On dit «ben oui», et ça endurcit le oui, pour quelle raison? On a des espaces verts, de très beaux parcs entretenus comme de précieuses maisons, l’accès est gratuit. On ne dit pas «chéri» à un inconnu, on ne le touche pas. Les premiers mercredis du mois, la sirène sonne à midi, il n’y a pas lieu de s’inquiéter, de chercher un abri. On ne mange pas le même taboulé, ne pas comparer, c’est un autre plat. On boit l’eau du robinet, elle est potable.
On ne jure pas ouallah pour s’assurer d’être cru. On parle vite, on ne détache pas les mots, inutile de marquer les blancs. On peut s’embrasser dans la rue, baisers intimes sans jugement d’impudeur. On peut s’embrasser aussi entre filles ou entre garçons, la police n’interpelle pas les homos pour mauvaise conduite. On n’a pas besoin d’une voiture pour circuler, langueur des transports en commun. On a des plages publiques, on n’est pas obligé de payer pour se baigner en mer. On ne croque pas dans un concombre, dans une tomate, dans une laitue… on les mange en salade, avec un assaisonnement comme de redonner saisons aux crudités.

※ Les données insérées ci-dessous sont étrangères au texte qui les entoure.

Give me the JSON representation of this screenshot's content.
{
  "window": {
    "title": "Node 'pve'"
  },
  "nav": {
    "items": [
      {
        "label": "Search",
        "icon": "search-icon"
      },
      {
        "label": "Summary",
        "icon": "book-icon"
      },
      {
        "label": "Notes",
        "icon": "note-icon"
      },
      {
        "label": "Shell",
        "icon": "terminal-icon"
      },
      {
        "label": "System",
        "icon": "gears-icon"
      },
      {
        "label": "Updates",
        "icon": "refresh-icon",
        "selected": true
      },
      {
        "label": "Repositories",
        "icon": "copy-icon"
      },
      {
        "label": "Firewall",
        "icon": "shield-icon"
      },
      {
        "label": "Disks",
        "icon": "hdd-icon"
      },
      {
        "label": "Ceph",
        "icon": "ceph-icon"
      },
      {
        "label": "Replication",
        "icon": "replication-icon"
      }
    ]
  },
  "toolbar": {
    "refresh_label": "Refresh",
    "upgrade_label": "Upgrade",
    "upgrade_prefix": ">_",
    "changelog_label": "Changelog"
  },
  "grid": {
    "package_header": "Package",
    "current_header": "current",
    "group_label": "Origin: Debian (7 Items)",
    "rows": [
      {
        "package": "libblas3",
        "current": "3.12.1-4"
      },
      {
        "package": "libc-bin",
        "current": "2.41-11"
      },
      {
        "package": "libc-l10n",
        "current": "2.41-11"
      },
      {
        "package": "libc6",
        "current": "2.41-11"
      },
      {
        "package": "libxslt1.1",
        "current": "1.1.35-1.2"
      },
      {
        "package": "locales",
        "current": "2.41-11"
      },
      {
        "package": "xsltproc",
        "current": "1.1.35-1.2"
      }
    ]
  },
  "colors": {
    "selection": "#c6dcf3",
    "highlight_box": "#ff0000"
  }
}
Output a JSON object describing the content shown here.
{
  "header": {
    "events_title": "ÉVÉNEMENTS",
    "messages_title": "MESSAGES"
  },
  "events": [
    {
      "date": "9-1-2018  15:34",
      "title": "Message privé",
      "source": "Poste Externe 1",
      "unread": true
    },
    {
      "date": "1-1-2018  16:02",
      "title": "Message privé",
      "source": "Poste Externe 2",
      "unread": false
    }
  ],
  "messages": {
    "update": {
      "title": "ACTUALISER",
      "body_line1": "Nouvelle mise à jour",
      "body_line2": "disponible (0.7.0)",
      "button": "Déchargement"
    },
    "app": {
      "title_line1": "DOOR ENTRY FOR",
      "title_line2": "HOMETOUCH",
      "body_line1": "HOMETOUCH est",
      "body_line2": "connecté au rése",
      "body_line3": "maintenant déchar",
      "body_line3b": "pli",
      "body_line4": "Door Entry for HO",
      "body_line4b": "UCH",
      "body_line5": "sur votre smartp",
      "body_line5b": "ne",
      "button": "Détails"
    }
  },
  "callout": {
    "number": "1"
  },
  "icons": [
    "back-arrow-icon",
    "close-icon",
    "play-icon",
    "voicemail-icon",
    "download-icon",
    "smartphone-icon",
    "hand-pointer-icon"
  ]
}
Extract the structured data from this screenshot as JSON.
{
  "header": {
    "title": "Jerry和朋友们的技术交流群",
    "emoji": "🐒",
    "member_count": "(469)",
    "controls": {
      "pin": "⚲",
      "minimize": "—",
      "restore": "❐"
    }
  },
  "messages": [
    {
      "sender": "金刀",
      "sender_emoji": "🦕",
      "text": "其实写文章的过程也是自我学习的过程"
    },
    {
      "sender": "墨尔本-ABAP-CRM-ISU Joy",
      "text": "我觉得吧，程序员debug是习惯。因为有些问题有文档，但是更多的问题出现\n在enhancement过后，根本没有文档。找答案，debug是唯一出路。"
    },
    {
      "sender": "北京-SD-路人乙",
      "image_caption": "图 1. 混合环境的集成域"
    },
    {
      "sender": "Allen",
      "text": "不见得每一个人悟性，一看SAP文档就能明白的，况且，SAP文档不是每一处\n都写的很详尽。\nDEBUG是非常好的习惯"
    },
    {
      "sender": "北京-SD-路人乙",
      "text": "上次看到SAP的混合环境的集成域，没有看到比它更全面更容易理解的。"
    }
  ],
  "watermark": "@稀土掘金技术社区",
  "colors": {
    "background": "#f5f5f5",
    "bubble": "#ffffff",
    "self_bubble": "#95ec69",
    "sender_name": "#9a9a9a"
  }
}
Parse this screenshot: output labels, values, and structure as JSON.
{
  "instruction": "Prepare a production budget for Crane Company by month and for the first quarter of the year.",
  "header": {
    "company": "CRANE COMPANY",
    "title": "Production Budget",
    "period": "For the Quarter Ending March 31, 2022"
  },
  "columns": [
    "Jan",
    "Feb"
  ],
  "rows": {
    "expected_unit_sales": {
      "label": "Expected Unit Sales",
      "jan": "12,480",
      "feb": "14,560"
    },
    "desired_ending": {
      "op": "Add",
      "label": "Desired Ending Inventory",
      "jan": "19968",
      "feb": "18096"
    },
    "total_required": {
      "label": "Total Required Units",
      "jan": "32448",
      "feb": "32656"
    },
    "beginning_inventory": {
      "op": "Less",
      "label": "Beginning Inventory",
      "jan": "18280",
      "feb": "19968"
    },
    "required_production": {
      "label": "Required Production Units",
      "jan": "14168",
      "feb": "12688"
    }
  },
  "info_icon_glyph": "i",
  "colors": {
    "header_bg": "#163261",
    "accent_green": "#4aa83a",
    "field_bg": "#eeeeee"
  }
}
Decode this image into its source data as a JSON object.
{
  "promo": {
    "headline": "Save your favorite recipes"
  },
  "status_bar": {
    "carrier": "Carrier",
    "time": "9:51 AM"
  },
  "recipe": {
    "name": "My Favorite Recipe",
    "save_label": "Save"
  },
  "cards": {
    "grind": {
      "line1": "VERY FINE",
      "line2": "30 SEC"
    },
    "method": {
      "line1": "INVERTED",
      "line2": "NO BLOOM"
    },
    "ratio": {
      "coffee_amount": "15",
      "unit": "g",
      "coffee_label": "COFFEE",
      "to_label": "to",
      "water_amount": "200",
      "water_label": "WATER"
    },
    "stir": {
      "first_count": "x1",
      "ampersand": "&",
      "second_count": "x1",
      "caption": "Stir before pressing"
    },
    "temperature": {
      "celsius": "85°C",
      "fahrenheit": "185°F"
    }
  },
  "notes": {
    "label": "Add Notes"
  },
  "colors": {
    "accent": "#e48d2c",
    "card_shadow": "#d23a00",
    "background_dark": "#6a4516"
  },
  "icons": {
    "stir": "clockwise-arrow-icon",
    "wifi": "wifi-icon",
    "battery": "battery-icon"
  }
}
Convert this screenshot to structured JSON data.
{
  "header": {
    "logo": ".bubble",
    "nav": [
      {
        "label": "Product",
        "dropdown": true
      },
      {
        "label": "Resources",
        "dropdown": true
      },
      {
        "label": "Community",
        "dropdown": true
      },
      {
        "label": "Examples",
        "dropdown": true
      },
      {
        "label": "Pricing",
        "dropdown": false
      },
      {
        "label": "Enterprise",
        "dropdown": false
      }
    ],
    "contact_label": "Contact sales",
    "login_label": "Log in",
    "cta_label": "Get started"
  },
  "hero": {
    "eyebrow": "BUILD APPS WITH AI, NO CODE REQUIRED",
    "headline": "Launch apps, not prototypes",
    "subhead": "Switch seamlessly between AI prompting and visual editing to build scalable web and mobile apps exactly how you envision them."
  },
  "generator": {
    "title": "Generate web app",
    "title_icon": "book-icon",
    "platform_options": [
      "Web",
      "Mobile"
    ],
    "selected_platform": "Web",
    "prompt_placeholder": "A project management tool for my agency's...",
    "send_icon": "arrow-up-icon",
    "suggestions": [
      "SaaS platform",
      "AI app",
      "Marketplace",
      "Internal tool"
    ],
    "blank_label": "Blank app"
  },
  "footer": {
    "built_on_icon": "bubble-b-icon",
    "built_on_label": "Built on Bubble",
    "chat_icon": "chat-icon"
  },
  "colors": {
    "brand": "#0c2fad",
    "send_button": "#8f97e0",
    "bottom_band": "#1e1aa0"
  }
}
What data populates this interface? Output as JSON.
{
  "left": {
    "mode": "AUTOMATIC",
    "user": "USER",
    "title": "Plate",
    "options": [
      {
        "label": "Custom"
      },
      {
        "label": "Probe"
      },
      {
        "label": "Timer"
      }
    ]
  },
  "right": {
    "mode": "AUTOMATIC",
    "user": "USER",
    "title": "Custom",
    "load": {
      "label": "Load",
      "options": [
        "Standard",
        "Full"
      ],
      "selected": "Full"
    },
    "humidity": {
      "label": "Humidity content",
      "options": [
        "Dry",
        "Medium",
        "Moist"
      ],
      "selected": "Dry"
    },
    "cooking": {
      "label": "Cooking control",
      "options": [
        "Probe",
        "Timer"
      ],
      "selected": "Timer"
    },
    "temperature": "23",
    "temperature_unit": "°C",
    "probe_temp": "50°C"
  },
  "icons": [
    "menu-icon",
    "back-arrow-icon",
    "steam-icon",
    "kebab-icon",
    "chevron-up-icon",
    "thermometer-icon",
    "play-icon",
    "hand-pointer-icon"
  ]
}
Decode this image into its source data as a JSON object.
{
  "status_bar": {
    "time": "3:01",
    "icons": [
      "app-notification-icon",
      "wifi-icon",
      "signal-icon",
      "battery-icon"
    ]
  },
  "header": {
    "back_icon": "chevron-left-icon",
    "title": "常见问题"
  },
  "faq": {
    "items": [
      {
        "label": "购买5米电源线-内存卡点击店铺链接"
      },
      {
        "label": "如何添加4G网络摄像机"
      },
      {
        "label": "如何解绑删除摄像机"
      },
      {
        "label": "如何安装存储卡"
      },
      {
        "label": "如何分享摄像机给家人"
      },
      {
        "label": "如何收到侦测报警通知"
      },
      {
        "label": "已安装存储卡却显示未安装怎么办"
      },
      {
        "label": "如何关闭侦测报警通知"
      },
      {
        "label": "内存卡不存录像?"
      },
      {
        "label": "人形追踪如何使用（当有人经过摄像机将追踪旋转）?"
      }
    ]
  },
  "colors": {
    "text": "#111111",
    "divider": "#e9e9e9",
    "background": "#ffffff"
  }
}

On marche des journées entières sans être dérangé, on a des trottoirs partout et des passages piétons. On a des zones entières réservées aux piétons. On n’a pas le droit de klaxonner sauf nécessité grave. On respecte le code de la route, il est affiché et tout automobiliste le connaît. On ne sursaute pas quand une porte claque, ce n’est pas le retour des bombardements. On ne cuisine pas pour cinquante quand on invite quatre personnes.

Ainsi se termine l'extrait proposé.